In the three images above, you can see the application of roof tile strips.  These come from Warbases in laser cut A4 sheets.  You can get them in a variety of different tile patterns, but for this building you need the pantile pattern.

Starting at the bottom, you pull off a strip and then line it up with the pantile pattern etched into the roof.  You then glue it down with PVA.  The next strip will be offset against the previous one resulting in a half-tile overhang at one end.  This is intentional and the overhang can be sliced off with a scalpel once the process is complete. Make sure that this second strip is layered partially over the one below, just as tiles are in real life.  Repeat this process until the roof is covered.  This produces a textured surface on the roof that can be painted later and which hides the lug holes that you would have with the bare MDF roof.

The next three images show the application of further additional features to give body and texture to the MDF.

Coffee stirrers were cut to size with a sprue cutter and glued over the etched wooden beams with PVA. You need to take extra care where beams join at an angle to make sure they sit flat to one another.  I got a slight overhang with one join, so trimmed it with a modelling scalpel so it lay more or less flush.

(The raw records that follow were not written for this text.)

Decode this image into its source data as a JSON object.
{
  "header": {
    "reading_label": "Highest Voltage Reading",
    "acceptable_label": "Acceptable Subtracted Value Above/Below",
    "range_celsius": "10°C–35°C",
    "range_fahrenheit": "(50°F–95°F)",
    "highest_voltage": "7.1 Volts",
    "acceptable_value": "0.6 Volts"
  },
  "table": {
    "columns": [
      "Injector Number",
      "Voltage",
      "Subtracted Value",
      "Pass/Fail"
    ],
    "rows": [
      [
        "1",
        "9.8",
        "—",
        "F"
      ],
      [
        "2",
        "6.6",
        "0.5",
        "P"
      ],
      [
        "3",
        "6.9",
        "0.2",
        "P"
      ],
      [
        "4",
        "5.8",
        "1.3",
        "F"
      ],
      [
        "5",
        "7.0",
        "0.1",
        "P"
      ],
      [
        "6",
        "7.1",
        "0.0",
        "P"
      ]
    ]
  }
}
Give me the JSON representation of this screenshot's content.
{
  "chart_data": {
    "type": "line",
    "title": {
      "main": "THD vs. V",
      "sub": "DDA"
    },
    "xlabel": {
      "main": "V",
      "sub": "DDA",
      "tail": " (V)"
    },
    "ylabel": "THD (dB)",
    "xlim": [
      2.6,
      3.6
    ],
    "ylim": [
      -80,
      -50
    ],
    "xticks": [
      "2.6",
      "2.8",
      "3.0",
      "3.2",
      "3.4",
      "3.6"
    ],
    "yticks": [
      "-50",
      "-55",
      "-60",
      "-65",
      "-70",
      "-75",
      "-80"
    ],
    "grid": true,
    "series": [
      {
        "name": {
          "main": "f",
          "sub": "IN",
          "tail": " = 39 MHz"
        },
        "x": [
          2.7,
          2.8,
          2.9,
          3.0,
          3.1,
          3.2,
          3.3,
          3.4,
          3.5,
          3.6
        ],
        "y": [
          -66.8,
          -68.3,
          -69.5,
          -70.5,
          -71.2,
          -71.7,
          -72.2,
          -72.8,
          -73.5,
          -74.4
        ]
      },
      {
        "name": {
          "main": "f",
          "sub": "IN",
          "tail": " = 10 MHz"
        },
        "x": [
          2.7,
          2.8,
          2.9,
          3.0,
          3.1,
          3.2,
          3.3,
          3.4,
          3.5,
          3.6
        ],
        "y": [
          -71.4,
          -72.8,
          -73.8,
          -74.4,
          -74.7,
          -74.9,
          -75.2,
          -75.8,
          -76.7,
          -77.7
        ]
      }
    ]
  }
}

The walls in between the beams were coated in PVA and then covered in fine sand.  The excess sand was poured away and once the glue was dried, the walls were given another coat of PVA to seal the sand in place.  This gives an impression of a finer plastering job than the polyfilla daub added to my earlier pig sty for example.

The plaster walls sit on a stone foundation layer.  These stones are etched into the MDF, but I used small pieces of Green Stuff to make it more three-dimensional.  I pushed them into place with wet fingers .  In doing so it isn’t necessary to be completely precise in following the etched pattern, but it is useful to do so approximately as it will keep you right when placing the interlocking stones at the corners of the building.  You also need to make sure that the Green Studd for those corner stones is bent around the corner as that makes it look like it is a single stone viewed from two angles rather than a blob of flat epoxy pushed  onto an MDF board.  Every so often, once I had done a few stones, I would scratch in some sharp chiselled edges in order to avoid uniformity.  This will also be useful later in providing texture for drybrushing.

The front door was covered in strips of card to simulate planking.  I cut up a box that had been holding some herb tea, but any cardboard packaging will do.

Farmhouse WIP

Finally, the model was fixed to a 15cm x 15cm terrain base and the ground covered in Vallejo base texture.  I heaped up some of the base texture into six raised beds that will become a vegetable garden.  Admittedly, at this stage it looks like six freshly dug graves, but hopefully the addition of some cabbages will correct this unfortunate impression!